Born Magenka Stransky in the Rakovník, Czechoslovakia of 1926, Marie had emigrated to France with her family before her first birthday. She, her brother, and two sisters grew up among the pastoral hills and valleys of Auvergne, where her father and brother worked as coal miners and her mother as a midwife. There the family lived through difficult times that included the war and Nazi occupation, and their mother's death due to heart failure at age 47.

Marie and Raymond met following the war's end at a resort where the two worked, and were soon married. In 1950, they left France for the United States in search of new opportunities, settling first in Chicago and eventually Los Angeles. (My mother joined them in the U.S. shortly thereafter.) After many years working as household servants and in the restaurant business, Marie and Raymond opened La Grange Restaurant in Westwood in 1968. The venture was a long-lived success, thanks in no small part to Marie's adept handling of the necessary accounting and Raymond's charming way with their customers.
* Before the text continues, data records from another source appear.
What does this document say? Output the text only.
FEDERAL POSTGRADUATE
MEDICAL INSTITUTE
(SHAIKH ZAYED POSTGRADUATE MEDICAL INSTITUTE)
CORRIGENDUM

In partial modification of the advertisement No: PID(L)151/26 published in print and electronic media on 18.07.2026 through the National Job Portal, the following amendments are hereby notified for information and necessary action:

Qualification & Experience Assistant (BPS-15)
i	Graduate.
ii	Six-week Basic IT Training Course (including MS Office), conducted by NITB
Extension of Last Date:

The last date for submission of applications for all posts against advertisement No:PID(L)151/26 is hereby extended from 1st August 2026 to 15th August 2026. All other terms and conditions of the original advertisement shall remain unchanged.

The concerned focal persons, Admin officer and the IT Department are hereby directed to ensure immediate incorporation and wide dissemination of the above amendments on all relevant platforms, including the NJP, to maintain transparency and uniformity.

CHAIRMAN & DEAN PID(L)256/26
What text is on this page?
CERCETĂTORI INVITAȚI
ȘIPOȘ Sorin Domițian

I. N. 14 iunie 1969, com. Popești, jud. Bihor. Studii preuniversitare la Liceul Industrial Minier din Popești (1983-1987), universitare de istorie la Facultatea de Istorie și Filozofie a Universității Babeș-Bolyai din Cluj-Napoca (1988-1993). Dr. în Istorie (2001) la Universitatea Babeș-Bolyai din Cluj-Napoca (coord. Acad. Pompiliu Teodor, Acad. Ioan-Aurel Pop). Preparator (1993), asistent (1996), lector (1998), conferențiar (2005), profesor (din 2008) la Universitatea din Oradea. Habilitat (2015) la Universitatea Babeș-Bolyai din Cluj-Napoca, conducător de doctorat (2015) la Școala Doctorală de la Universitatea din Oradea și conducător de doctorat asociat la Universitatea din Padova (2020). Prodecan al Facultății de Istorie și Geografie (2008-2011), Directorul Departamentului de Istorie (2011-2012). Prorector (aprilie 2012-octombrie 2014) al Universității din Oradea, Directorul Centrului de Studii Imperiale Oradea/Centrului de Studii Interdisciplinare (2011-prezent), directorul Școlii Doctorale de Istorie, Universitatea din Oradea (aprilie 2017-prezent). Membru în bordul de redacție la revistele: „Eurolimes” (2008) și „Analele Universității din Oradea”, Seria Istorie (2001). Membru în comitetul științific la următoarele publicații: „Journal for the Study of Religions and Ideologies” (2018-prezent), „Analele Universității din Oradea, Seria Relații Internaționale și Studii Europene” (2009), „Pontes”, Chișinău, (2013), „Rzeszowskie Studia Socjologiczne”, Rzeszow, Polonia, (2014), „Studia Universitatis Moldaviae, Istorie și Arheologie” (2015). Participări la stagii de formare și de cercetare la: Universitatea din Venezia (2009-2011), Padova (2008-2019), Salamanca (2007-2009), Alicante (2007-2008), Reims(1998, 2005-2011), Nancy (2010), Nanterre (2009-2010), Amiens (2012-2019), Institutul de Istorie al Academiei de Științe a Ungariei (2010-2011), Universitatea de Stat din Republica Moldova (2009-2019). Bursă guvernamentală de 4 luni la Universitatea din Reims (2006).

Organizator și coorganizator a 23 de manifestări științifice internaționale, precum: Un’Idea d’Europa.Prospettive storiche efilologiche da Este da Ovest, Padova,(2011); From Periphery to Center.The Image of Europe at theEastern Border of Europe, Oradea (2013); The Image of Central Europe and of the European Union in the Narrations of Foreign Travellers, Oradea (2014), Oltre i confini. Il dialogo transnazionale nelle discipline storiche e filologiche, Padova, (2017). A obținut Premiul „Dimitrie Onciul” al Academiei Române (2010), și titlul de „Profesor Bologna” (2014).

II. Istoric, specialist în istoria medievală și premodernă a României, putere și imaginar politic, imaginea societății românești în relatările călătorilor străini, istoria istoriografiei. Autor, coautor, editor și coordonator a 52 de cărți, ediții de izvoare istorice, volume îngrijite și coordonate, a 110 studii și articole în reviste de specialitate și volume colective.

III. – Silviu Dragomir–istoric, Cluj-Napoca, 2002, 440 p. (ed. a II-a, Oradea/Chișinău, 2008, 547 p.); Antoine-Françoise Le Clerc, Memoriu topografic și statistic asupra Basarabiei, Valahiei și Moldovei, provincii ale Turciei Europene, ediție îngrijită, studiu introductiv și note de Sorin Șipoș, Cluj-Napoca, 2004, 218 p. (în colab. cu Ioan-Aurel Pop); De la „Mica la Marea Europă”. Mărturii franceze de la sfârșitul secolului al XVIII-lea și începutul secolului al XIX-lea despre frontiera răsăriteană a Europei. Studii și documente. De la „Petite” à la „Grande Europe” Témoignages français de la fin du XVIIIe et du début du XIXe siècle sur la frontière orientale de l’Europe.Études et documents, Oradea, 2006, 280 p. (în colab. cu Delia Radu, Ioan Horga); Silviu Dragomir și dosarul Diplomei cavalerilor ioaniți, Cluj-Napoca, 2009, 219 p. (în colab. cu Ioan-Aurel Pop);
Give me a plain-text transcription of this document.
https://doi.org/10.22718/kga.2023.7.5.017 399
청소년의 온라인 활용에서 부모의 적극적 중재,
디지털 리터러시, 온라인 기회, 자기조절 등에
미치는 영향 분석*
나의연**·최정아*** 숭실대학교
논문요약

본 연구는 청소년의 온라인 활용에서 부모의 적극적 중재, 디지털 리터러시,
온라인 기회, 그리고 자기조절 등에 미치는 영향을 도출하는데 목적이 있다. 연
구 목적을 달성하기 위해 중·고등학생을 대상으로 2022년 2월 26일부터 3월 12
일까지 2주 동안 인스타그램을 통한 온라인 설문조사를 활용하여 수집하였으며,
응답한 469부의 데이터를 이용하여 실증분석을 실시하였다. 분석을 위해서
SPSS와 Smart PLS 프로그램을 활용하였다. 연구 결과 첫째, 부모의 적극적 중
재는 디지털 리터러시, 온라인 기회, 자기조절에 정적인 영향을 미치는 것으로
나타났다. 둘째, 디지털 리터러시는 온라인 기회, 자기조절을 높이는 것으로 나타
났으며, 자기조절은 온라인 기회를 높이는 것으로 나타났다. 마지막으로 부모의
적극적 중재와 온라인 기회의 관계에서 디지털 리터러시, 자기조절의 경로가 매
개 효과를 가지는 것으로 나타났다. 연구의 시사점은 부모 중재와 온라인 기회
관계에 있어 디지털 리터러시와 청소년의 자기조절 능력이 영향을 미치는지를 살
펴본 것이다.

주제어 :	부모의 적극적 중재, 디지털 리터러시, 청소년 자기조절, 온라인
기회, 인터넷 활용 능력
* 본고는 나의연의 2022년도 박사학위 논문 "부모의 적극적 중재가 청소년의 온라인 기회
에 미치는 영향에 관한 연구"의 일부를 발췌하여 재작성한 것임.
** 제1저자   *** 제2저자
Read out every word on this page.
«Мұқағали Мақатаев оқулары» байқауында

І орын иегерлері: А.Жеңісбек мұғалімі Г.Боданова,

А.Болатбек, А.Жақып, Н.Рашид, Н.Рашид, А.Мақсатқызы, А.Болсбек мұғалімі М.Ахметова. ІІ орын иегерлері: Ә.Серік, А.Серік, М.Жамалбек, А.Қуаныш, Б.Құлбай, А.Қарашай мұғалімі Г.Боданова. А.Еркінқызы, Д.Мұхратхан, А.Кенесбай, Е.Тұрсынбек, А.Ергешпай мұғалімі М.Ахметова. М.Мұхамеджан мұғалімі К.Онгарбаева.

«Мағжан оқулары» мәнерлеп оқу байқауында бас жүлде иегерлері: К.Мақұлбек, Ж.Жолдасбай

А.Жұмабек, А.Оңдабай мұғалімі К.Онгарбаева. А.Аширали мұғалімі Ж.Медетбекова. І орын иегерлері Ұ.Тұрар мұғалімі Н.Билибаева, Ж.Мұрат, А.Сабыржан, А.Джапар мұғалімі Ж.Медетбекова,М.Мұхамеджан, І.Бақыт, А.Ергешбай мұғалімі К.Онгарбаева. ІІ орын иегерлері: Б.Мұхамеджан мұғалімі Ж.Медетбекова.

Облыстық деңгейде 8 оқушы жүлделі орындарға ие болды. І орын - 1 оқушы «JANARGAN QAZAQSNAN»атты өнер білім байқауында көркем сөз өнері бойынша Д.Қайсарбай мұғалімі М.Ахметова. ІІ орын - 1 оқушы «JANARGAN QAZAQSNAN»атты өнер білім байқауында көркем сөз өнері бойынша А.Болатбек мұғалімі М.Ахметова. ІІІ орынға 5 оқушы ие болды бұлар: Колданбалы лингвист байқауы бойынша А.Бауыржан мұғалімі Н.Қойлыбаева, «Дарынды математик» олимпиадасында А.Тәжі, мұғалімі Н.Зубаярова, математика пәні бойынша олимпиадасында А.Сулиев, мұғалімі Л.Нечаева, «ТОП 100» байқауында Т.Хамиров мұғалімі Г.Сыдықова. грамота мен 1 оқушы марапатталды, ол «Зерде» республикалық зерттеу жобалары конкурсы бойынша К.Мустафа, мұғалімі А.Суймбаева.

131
Marie was also instrumental in managing the Velo Club that Raymond's love of cycling birthed. The couple have two wonderful daughters, my cousins Raphaele and Michele, both of whom have a great deal of Marie in them, and who have brought precious additions into our extended family.


Me with my Aunt and Uncle, Marie and Raymond Fouquet

Me with my Aunt and Uncle, Marie and Raymond Fouquet
September 27, 2002


Somewhere recently I heard expressed the idea of "living that life that's in you." Without a doubt, Marie Fouquet lived the brightly burning life that was in her in the best possible sense. Who Marie was is inseparable from how I grew up, who I am, and the person I most want to be. Losing her has been a reminder to me, to never take those I love for granted or miss an opportunity to be in their lives, and to "live the life that is in me" to its fullest.

Marie was taken from the many who loved her on May 30th, 2004, by a burglar who gained a watch and the contents of her purse. I miss her beyond belief.

My sister wrote about Marie in her June 4th weblog entry.

We gathered with family and friends in Los Angeles this past weekend to remember Marie and celebrate her life. Among the attendees at her standing-room-only memorial service were numerous members of the Velo Club La Grange.